Federal law states that you must get a Federal explosives license in order to use “display fireworks.” Let’s just say that it takes way more than seven minutes to get such a license. The application is long and tedious. Fingerprinting is even involved! Anyone who sets off a bomb in the air that usually doesn’t kill anyone, but might, must be carefully vetted. Of course.
6. Birth Control Pills
It’s 2016, but you still need a prescription from a doctor for this.
7. My Kids’ Asthma Medications
Seven phone calls and two weeks was how long it took to get my kid his latest batch of asthma medication — medication so he can, you know, breathe.
8. Kinder Surprise Eggs
I had no idea, because my kid watches YouTube surprise egg videos 20 hours a day, but apparently Kinder Surprise Eggs were banned years ago because the little toys inside were deemed choking hazards. Funnily enough, they are apparently available everywhere across the world.
9. A Kitten
Ever tried to adopt a kitten? A dog? You will be scrutinized. In some cases, you will receive home visits and will need to provide references.
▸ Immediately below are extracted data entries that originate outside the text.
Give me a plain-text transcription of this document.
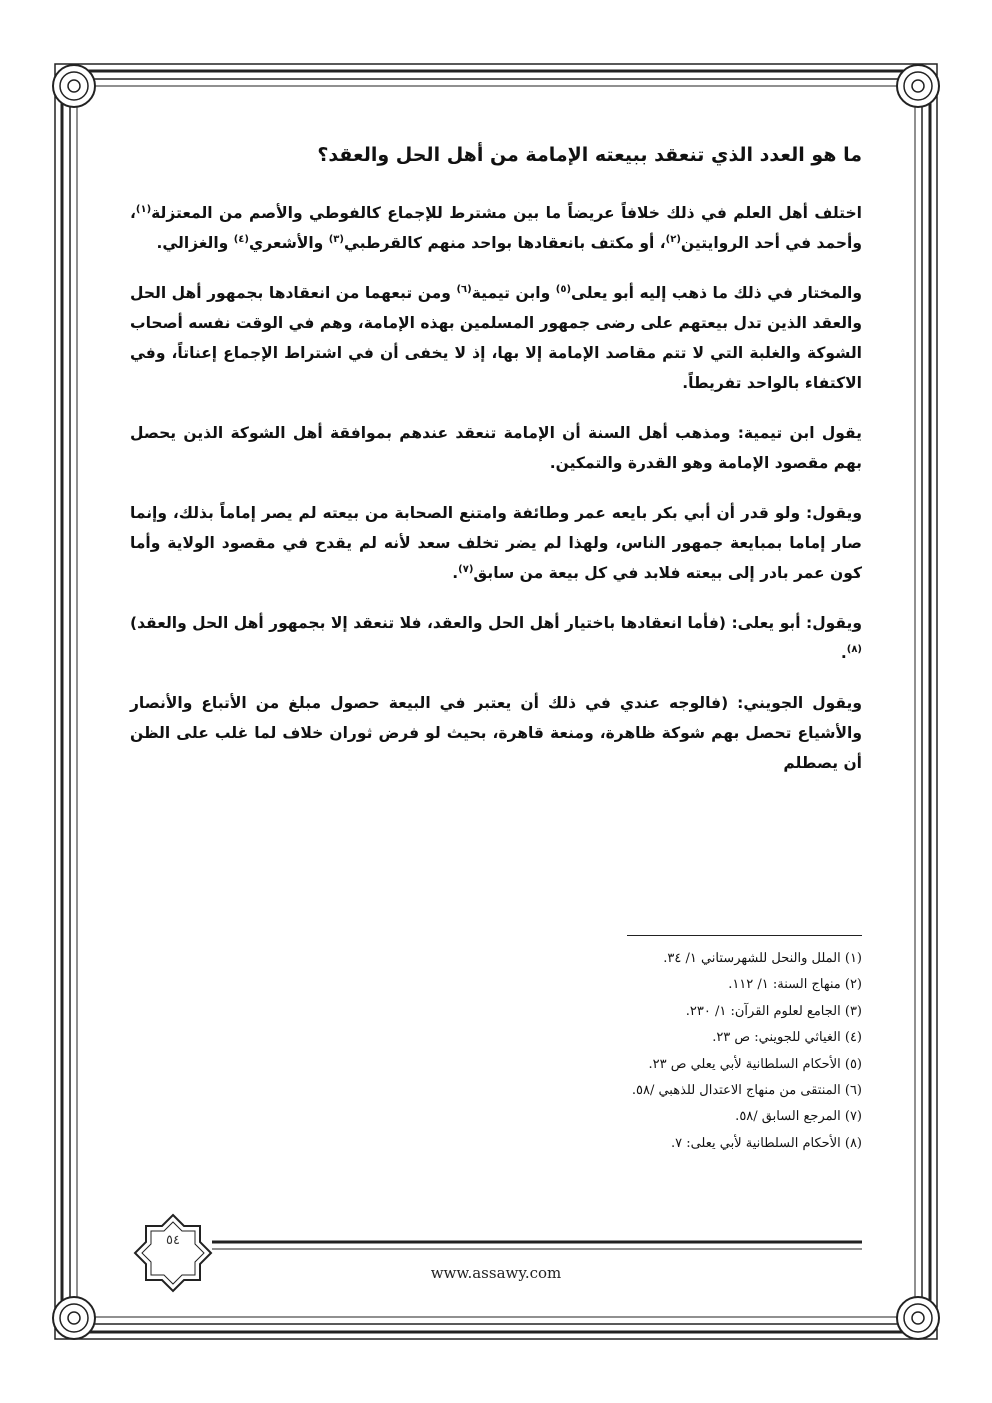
ما هو العدد الذي تنعقد ببيعته الإمامة من أهل الحل والعقد؟

اختلف أهل العلم في ذلك خلافاً عريضاً ما بين مشترط للإجماع كالفوطي والأصم من المعتزلة$^{(١)}$، وأحمد في أحد الروايتين$^{(٢)}$، أو مكتف بانعقادها بواحد منهم كالقرطبي$^{(٣)}$ والأشعري$^{(٤)}$ والغزالي.

والمختار في ذلك ما ذهب إليه أبو يعلى$^{(٥)}$ وابن تيمية$^{(٦)}$ ومن تبعهما من انعقادها بجمهور أهل الحل والعقد الذين تدل بيعتهم على رضى جمهور المسلمين بهذه الإمامة، وهم في الوقت نفسه أصحاب الشوكة والغلبة التي لا تتم مقاصد الإمامة إلا بها، إذ لا يخفى أن في اشتراط الإجماع إعناتاً، وفي الاكتفاء بالواحد تفريطاً.

يقول ابن تيمية: ومذهب أهل السنة أن الإمامة تنعقد عندهم بموافقة أهل الشوكة الذين يحصل بهم مقصود الإمامة وهو القدرة والتمكين.

ويقول: ولو قدر أن أبي بكر بايعه عمر وطائفة وامتنع الصحابة من بيعته لم يصر إماماً بذلك، وإنما صار إماما بمبايعة جمهور الناس، ولهذا لم يضر تخلف سعد لأنه لم يقدح في مقصود الولاية وأما كون عمر بادر إلى بيعته فلابد في كل بيعة من سابق$^{(٧)}$.

ويقول: أبو يعلى: (فأما انعقادها باختيار أهل الحل والعقد، فلا تنعقد إلا بجمهور أهل الحل والعقد)$^{(٨)}$.

ويقول الجويني: (فالوجه عندي في ذلك أن يعتبر في البيعة حصول مبلغ من الأتباع والأنصار والأشياع تحصل بهم شوكة ظاهرة، ومنعة قاهرة، بحيث لو فرض ثوران خلاف لما غلب على الظن أن يصطلم

(١) الملل والنحل للشهرستاني ١/ ٣٤.

(٢) منهاج السنة: ١/ ١١٢.

(٣) الجامع لعلوم القرآن: ١/ ٢٣٠.

(٤) الغياثي للجويني: ص ٢٣.

(٥) الأحكام السلطانية لأبي يعلي ص ٢٣.

(٦) المنتقى من منهاج الاعتدال للذهبي /٥٨.

(٧) المرجع السابق /٥٨.

(٨) الأحكام السلطانية لأبي يعلى: ٧.

٥٤
www.assawy.com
A wee bit harder than buying an assault weapon.
10. A Good Babysitter
I have a list of people who I will allow to babysit my kids. It’s about the size of my pinky toe.
11. An Abortion
Most states require a 24 hour waiting period for this, along with counseling and an ultrasound. My body, my choice. But apparently not my time.
12. Roquefort Cheese
Certain European cheeses are illegal in the United States, and it’s not just because they’re stinky. The FDA banned them because of concerns about harmful bacteria like E. coli and salmonella. Apparently, you can get them on the “cheese black market” (yes, that exists). So yeah, certain cheeses are officially harder to get than guns.
13. Timely Cable Installation
You wait all day, and they don’t show up. You wait another day, and they still don’t. I am usually a very calm and polite person. But I have never been as ragey and impatient as I am any time I have to deal with the cable company.
14. Hamilton Tickets
15. Beer on My Sunday Morning Grocery Trip
Yep, many states still have laws prohibiting liquor sales of one form or another on Sundays. They’re called “Blue Laws” and date back to colonial times when it was abhorrent to do anything on a day of religious observance. Hmmm…maybe we should reconsider the relevance of these laws.
Honestly, if it were up to me, we would just get rid of every gun that was ever manufactured. But I get why that’s not going to happen. Still, I think any rational human can see that it shouldn’t be that fucking easy for a suspected terrorist to get his hands on a weapon — especially one that can kill a roomful of people within minutes — just no.
Really, owning a gun is a huge responsibility, and if we are going to make sure every American has the liberty to own one, we must at least make sure there are serious checks in place so that weapons don’t end up in the hands of the wrong person. We have neglected this responsibility for far too long, with devastating consequences.
You can disagree with me all you want. But as a mother — as a human — I won’t just shut up and let bullshit like this go on. Gun reform is one of the human rights issues of our time, and I hope to god something is done about it NOW. We can’t wait even one more day.